Question

Provided the following ruby hash:

{
    cat: {
        1: 2,
        2: 10,
        3: 11,
        4: 1
    },
    wings: {
        1: 3,
        2: 5,
        3: 7,
        4: 7
    },
    grimace: {
        1: 4,
        2: 5,
        3: 5,
        4: 1
    },
    stubborn: {
        1: 5,
        2: 3,
        3: 7,
        4: 5
    }
}

How can I sort the hash by the sum of 'leaf' excluding "4", for instance the value to compare for "cat" would be (2 + 10 + 11) = 23, the value for "wings" would be (3 + 5 + 7) = 15 so if I was comparing just those two they would be in the correct order, highest sum on top.

It is safe to assume that it will ALWAYS be {1: value, 2: value, 3: value, 4: value} as those are keys for constants I have defined.

It is also safe to assume that I will only ever want to exclude the key "4", and always use the keys "1", "2", and "3"

Based on Jordan's suggestion I got this to work:

  tag_hash = tag_hash.sort_by do |h| 
    h[1].inject(0) do |sum, n| 
      n[0] == 4 ? sum : sum + (n[1] || 0)
    end
  end

The results seem a bit off but it appears to be my code, once I confirm that I'll accept the answer, thanks Jordan!

I've updated my solution to use Wayne Conrad's idea, see my comment on his answer - Is it possible that its not carrying everything when it sorts, I linked to an image in my comment that shows the result of the actual sort in graph form.. seems odd to me..

Was it helpful?

Solution

tag_hash = tag_hash.sort_by do |_, leaf|
  leaf.reject do |key, _|
    key == 4
  end.collect(&:last).inject(:+)
end

OTHER TIPS

my_hash.sort_by do |_, h|
  h.inject(0) do |sum, n|
    # only add to the sum if the key isn't '4'
    n[0] == 4 ? sum : (sum + n[1])
  end
end

This can, of course, be shortened to a hideously unreadable one-liner:

my_hash.sort_by {|k,h| h.inject(0) {|sum,n| n[0] == 4 ? sum : (sum + n[1]) } }

This

puts a.sort_by { |k, v| -v.values[0..-1].inject(&:+) }

produces the following output, was this what you wanted?

cat
{1=>2, 2=>10, 3=>11, 4=>1}
wings
{1=>3, 2=>5, 3=>7, 4=>7}
stubborn
{1=>5, 2=>3, 3=>7, 4=>5}
grimace
{1=>4, 2=>5, 3=>5, 4=>1}

This seems to work:

x.sort_by{ |_,h| h.values.take(3).inject(:+) }

This assumes that the subhashes are sorted (the first three entries are the entries you want to sum up).

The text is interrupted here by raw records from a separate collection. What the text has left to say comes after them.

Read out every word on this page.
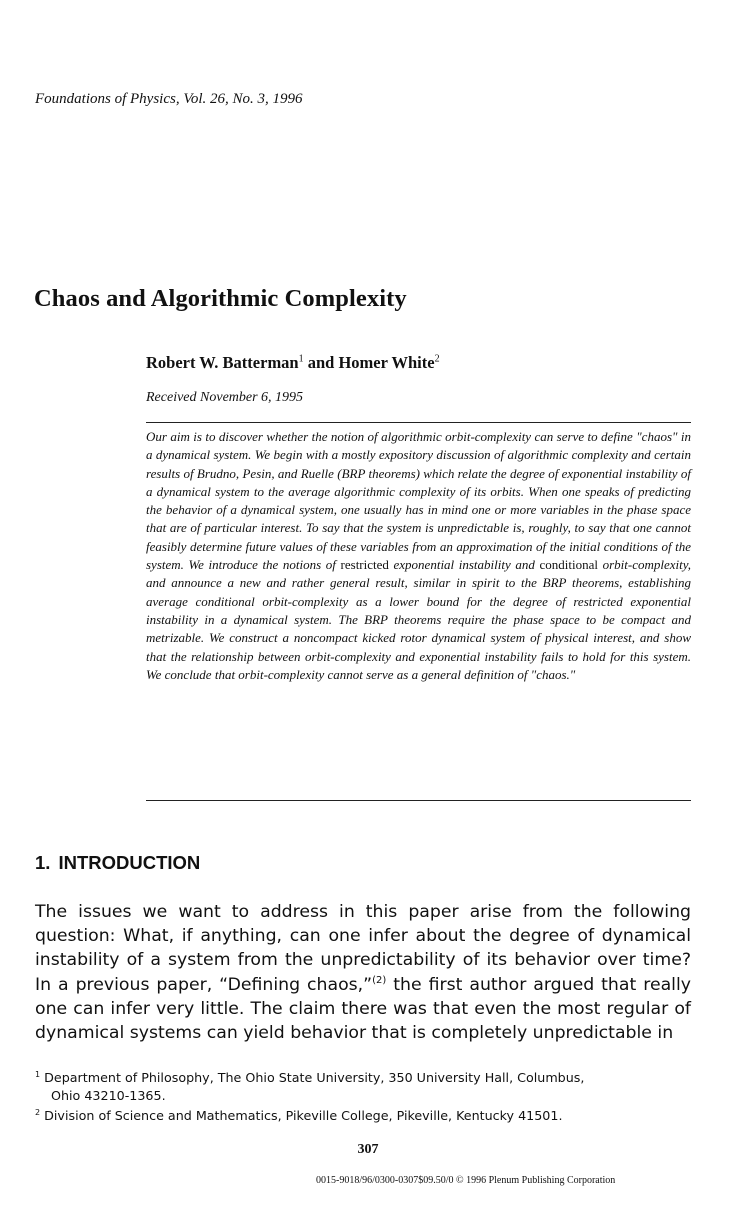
Foundations of Physics, Vol. 26, No. 3, 1996
Chaos and Algorithmic Complexity
Robert W. Batterman$^1$ and Homer White$^2$
Received November 6, 1995

Our aim is to discover whether the notion of algorithmic orbit-complexity can serve to define "chaos" in a dynamical system. We begin with a mostly expository discussion of algorithmic complexity and certain results of Brudno, Pesin, and Ruelle (BRP theorems) which relate the degree of exponential instability of a dynamical system to the average algorithmic complexity of its orbits. When one speaks of predicting the behavior of a dynamical system, one usually has in mind one or more variables in the phase space that are of particular interest. To say that the system is unpredictable is, roughly, to say that one cannot feasibly determine future values of these variables from an approximation of the initial conditions of the system. We introduce the notions of restricted exponential instability and conditional orbit-complexity, and announce a new and rather general result, similar in spirit to the BRP theorems, establishing average conditional orbit-complexity as a lower bound for the degree of restricted exponential instability in a dynamical system. The BRP theorems require the phase space to be compact and metrizable. We construct a noncompact kicked rotor dynamical system of physical interest, and show that the relationship between orbit-complexity and exponential instability fails to hold for this system. We conclude that orbit-complexity cannot serve as a general definition of "chaos."

1. INTRODUCTION

The issues we want to address in this paper arise from the following question: What, if anything, can one infer about the degree of dynamical instability of a system from the unpredictability of its behavior over time? In a previous paper, “Defining chaos,”$^{(2)}$ the first author argued that really one can infer very little. The claim there was that even the most regular of dynamical systems can yield behavior that is completely unpredictable in

$^1$ Department of Philosophy, The Ohio State University, 350 University Hall, Columbus,
Ohio 43210-1365.

$^2$ Division of Science and Mathematics, Pikeville College, Pikeville, Kentucky 41501.

307
0015-9018/96/0300-0307$09.50/0 © 1996 Plenum Publishing Corporation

When you use ActiveSupport you could do this:

x.sort_by{ |_,h| h.values.take(3).sum }

or

x.sort_by{ |_,h| h.slice(1,2,3).values.sum }

Hash#slice returns a hash that contains only the keys passed to slice. Array#take returns an array containing the first n entries of the source array.